Stiffening of the extracellular matrix is a hallmark in cancer progression, embryonic development, and wound healing. To mimic this dynamic process, our work explored orthogonal enzymatic reactions capable of modulating the properties of poly(ethylene glycol) (PEG)-peptide hydrogels. A hepta-mutant bacterial transpeptidase sortase A (SrtA) was used to ligate two PEG-peptide macromers (i.e., PEG-YLPRTG and NH-GGGG-PEG) into a primary hydrogel network. The hydrogels were dynamically stiffened using mushroom tyrosinase (MT), which oxidized tyrosine residues into di-tyrosine and led to increased matrix stiffness. After confirming the expression and enhanced catalytic activity of SrtA, we investigated the cytocompatibility of the enzymatic reaction with a mouse insulinoma cell line, MIN6. In addition, we altered peptide substrate concentrations and evaluated their influence on primary hydrogel network properties and MT-triggered stiffening. Using a pancreatic cancer cell line, COLO-357, the effect of MT-triggered stiffening on spheroid formation was investigated.

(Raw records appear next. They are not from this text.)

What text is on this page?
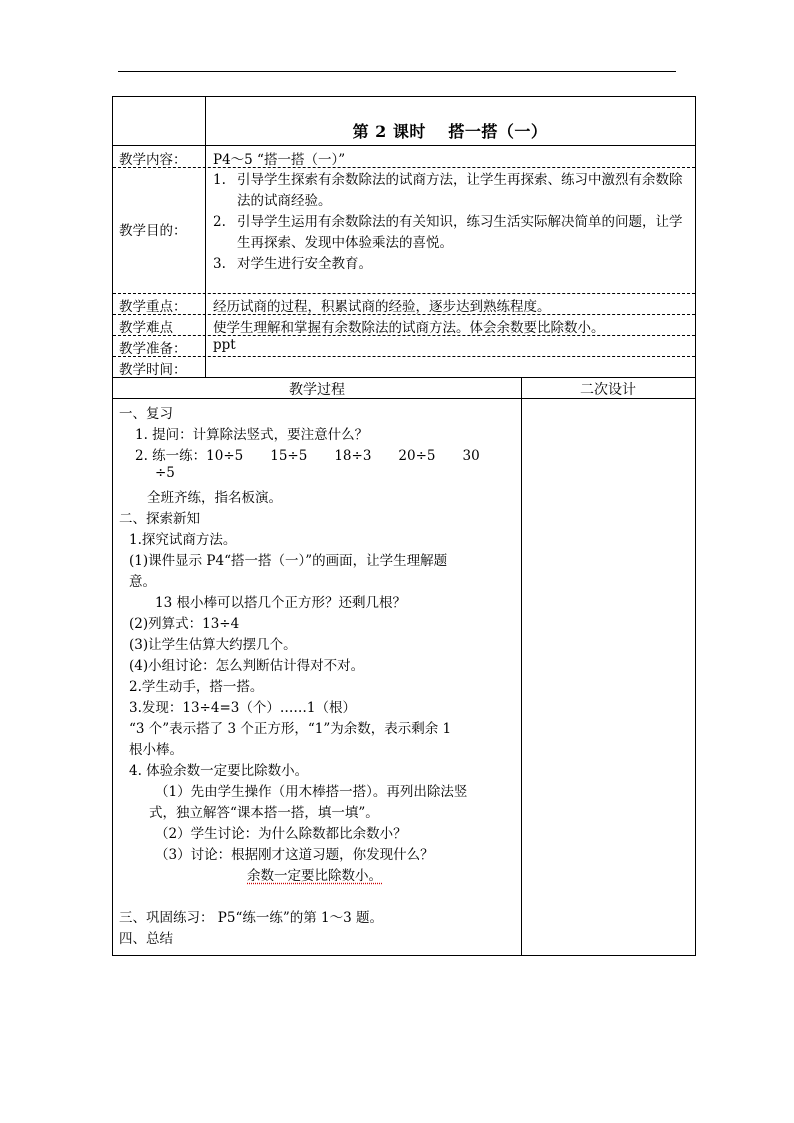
第 2 课时　 搭一搭（一）
教学内容： P4～5 “搭一搭（一）”
教学目的：
1. 引导学生探索有余数除法的试商方法，让学生再探索、练习中激烈有余数除法的试商经验。
2. 引导学生运用有余数除法的有关知识，练习生活实际解决简单的问题，让学生再探索、发现中体验乘法的喜悦。
3. 对学生进行安全教育。
教学重点： 经历试商的过程，积累试商的经验，逐步达到熟练程度。
教学难点	使学生理解和掌握有余数除法的试商方法。体会余数要比除数小。
教学准备： ppt
教学时间：
教学过程	二次设计
一、复习
1. 提问：计算除法竖式，要注意什么？
2. 练一练：10÷5　　15÷5　　18÷3　　20÷5　　30
÷5
全班齐练，指名板演。
二、探索新知
1.探究试商方法。
(1)课件显示 P4“搭一搭（一）”的画面，让学生理解题
意。
13 根小棒可以搭几个正方形？还剩几根？
(2)列算式：13÷4
(3)让学生估算大约摆几个。
(4)小组讨论：怎么判断估计得对不对。
2.学生动手，搭一搭。
3.发现：13÷4=3（个）……1（根）
“3 个”表示搭了 3 个正方形，“1”为余数，表示剩余 1
根小棒。
4. 体验余数一定要比除数小。
（1）先由学生操作（用木棒搭一搭）。再列出除法竖
式，独立解答“课本搭一搭，填一填”。
（2）学生讨论：为什么除数都比余数小？
（3）讨论：根据刚才这道习题，你发现什么？
余数一定要比除数小。
三、巩固练习： P5“练一练”的第 1～3 题。
四、总结
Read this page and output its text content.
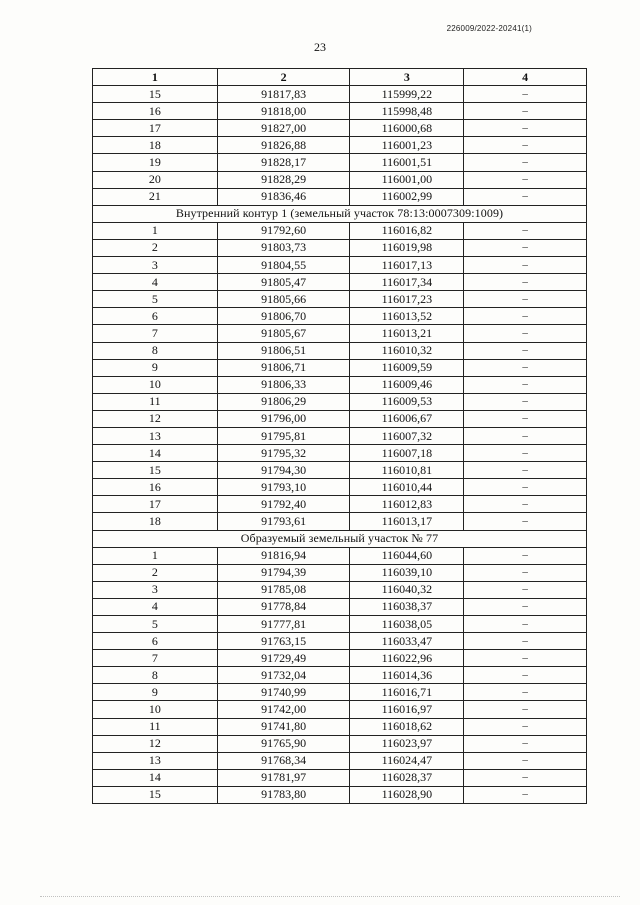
226009/2022-20241(1)
23
1	2	3	4
15	91817,83	115999,22	–
16	91818,00	115998,48	–
17	91827,00	116000,68	–
18	91826,88	116001,23	–
19	91828,17	116001,51	–
20	91828,29	116001,00	–
21	91836,46	116002,99	–
Внутренний контур 1 (земельный участок 78:13:0007309:1009)			
1	91792,60	116016,82	–
2	91803,73	116019,98	–
3	91804,55	116017,13	–
4	91805,47	116017,34	–
5	91805,66	116017,23	–
6	91806,70	116013,52	–
7	91805,67	116013,21	–
8	91806,51	116010,32	–
9	91806,71	116009,59	–
10	91806,33	116009,46	–
11	91806,29	116009,53	–
12	91796,00	116006,67	–
13	91795,81	116007,32	–
14	91795,32	116007,18	–
15	91794,30	116010,81	–
16	91793,10	116010,44	–
17	91792,40	116012,83	–
18	91793,61	116013,17	–
Образуемый земельный участок № 77			
1	91816,94	116044,60	–
2	91794,39	116039,10	–
3	91785,08	116040,32	–
4	91778,84	116038,37	–
5	91777,81	116038,05	–
6	91763,15	116033,47	–
7	91729,49	116022,96	–
8	91732,04	116014,36	–
9	91740,99	116016,71	–
10	91742,00	116016,97	–
11	91741,80	116018,62	–
12	91765,90	116023,97	–
13	91768,34	116024,47	–
14	91781,97	116028,37	–
15	91783,80	116028,90	–
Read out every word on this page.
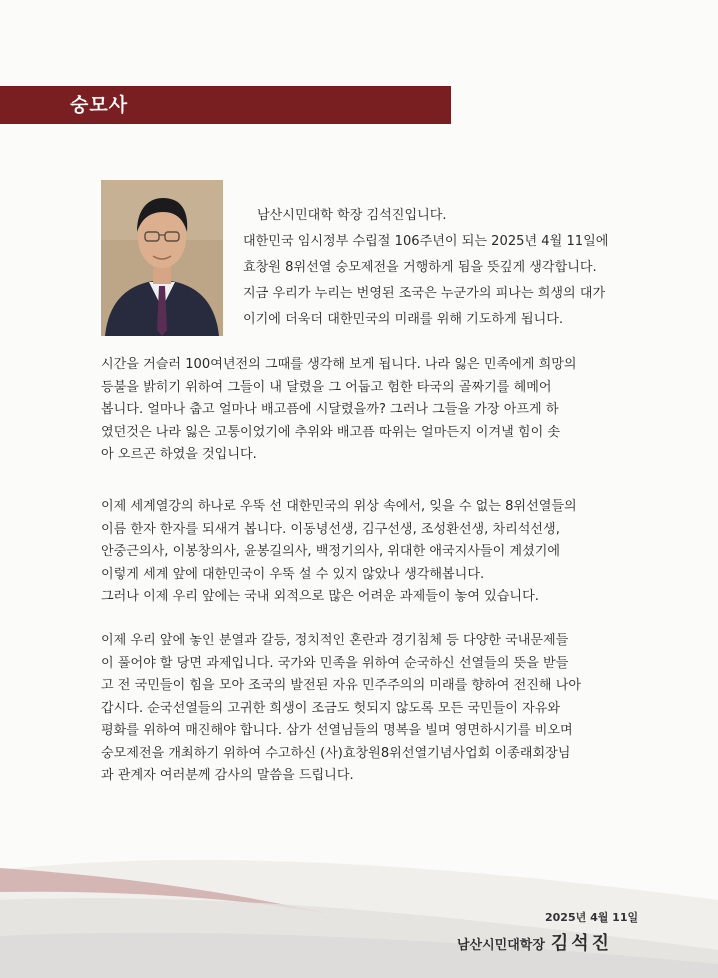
숭모사
남산시민대학 학장 김석진입니다.
대한민국 임시정부 수립절 106주년이 되는 2025년 4월 11일에
효창원 8위선열 숭모제전을 거행하게 됨을 뜻깊게 생각합니다.
지금 우리가 누리는 번영된 조국은 누군가의 피나는 희생의 대가
이기에 더욱더 대한민국의 미래를 위해 기도하게 됩니다.
시간을 거슬러 100여년전의 그때를 생각해 보게 됩니다. 나라 잃은 민족에게 희망의
등불을 밝히기 위하여 그들이 내 달렸을 그 어둡고 험한 타국의 골짜기를 헤메어
봅니다. 얼마나 춥고 얼마나 배고픔에 시달렸을까? 그러나 그들을 가장 아프게 하
였던것은 나라 잃은 고통이었기에 추위와 배고픔 따위는 얼마든지 이겨낼 힘이 솟
아 오르곤 하였을 것입니다.
이제 세계열강의 하나로 우뚝 선 대한민국의 위상 속에서, 잊을 수 없는 8위선열들의
이름 한자 한자를 되새겨 봅니다. 이동녕선생, 김구선생, 조성환선생, 차리석선생,
안중근의사, 이봉창의사, 윤봉길의사, 백정기의사, 위대한 애국지사들이 계셨기에
이렇게 세계 앞에 대한민국이 우뚝 설 수 있지 않았나 생각해봅니다.
그러나 이제 우리 앞에는 국내 외적으로 많은 어려운 과제들이 놓여 있습니다.
이제 우리 앞에 놓인 분열과 갈등, 정치적인 혼란과 경기침체 등 다양한 국내문제들
이 풀어야 할 당면 과제입니다. 국가와 민족을 위하여 순국하신 선열들의 뜻을 받들
고 전 국민들이 힘을 모아 조국의 발전된 자유 민주주의의 미래를 향하여 전진해 나아
갑시다. 순국선열들의 고귀한 희생이 조금도 헛되지 않도록 모든 국민들이 자유와
평화를 위하여 매진해야 합니다. 삼가 선열님들의 명복을 빌며 영면하시기를 비오며
숭모제전을 개최하기 위하여 수고하신 (사)효창원8위선열기념사업회 이종래회장님
과 관계자 여러분께 감사의 말씀을 드립니다.
2025년 4월 11일
남산시민대학장 김석진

We found that cell spheroids formed in hydrogels that were exposed to MT were significantly smaller than spheroids formed without MT incubation, suggesting that matrix stiffening played a crucial role in the sizes of cancer cell spheroids. Through utilizing highly specific and orthogonal enzymatic reactions, this hydrogel platform permits rapid and mild in situ cell encapsulation, as well as dynamic control of matrix stiffness for investigating the role of matrix stiffening on cell fate processes.